Phrases like “know your customer” and “source of funds” have become
common and mean that financial companies and bank need much more
information on your identity and money than they did in the
past. You may now need to provide details on
where money you are depositing has come from and what you need it
for.
In many countries banks are duty bound to report any suspicious
transactions,
including those relating to tax evasion.
They are legally prevented from telling you when they file a
report.
The
fight against tax evasion continues to strengthen. Here in
Europe the Savings Tax Directive comes into force on 1 July 2005. This
will result in European tax authorities
having much increased access to personal information on bank savings
accounts
and other interest bearing investments. Although it is an
EU law, pressure on
countries with associated territories means that places like the
Channel Islands
are also complying – as is Switzerland and other key non-EU financial
centres.
What
is unique about these new regulations is that information (on your identity,
bank accounts, amount of interest earned etc) will be exchanged automatically, and not only when tax
evasion is already suspected. Once a
year, the tax authorities in the country where you have your savings will
correspond with the authorities in your country of residence, to pass on
information about your finances.
In
the early years of implementation of this new law certain countries and
jurisdictions have been granted a “transitional” exception and may levy a
withholding tax rather than exchange information. But this will only be for another six years
or so, and, in any case, these centres will exchange information in cases of
fraud or similar misbehaviour.
Across
the world, the OECD and G20 group of industrialised nations are setting
up
systems for tax authorities to exchange information on request and for
easier
access to banking information and asset ownership. The OECD is
now paying specific attention to
Asian and Middle Eastern jurisdictions, and the FATF has formed a new
body to combat terrorist financing and money laundering (which
includes tax evasion) in North Africa and the Middle East.
The
UK, US, Australian and Canada have also set up a joint task-force to address
cross border tax evasion and exchange information on tax avoidance arrangements.
There
is no doubt that today tax collectors have more power and access to information
than ever before and there is evidence that global collaboration on the issue
is already yielding results.
Last
November, a Private Client Legal Forum brought together many of the world’s
leading private clients. The delegates
identified the main treats to high net worth individuals today as the erosion
of privacy and confidentiality and the increasing level of cooperation and
information sharing between global tax authorities. The biggest single problem is the
increasingly aggressive attitude of these tax authorities.

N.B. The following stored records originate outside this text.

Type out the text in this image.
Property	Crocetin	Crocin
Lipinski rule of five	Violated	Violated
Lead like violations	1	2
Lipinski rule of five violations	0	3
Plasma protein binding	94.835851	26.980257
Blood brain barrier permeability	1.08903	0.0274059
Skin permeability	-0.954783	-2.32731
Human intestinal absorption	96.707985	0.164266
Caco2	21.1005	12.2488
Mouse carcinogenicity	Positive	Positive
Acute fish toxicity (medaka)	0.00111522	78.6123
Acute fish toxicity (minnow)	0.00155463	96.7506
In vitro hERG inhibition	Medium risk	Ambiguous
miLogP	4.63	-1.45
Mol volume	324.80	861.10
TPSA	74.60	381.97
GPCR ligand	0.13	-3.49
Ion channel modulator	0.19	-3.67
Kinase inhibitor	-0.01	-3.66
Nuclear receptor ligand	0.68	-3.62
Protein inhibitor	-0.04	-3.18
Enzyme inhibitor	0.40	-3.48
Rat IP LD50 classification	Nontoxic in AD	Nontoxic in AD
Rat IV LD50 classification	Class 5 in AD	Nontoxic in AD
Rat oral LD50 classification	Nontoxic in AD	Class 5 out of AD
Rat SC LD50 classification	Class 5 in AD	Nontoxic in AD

The taxman cometh, have no doubt about that. Tax evasion by
non-declaration is now a
high risk strategy and legitimate tax planning requires great
care. This does not mean, however, that it cannot still be
achieved, but it must involve
legal structures. The use of certain
investment vehicles like insurance bonds and trusts still
allow for significant and entirely legitimate reduction in income,
capital gains and inheritance taxes.
Possibly the most beneficial thing you can do to
seek advice from an international wealth management tax expert. In today’s world the rules are so complex
that you are likely to fall foul of the law – in such complicated matters
professional advice is not a choice, its essential.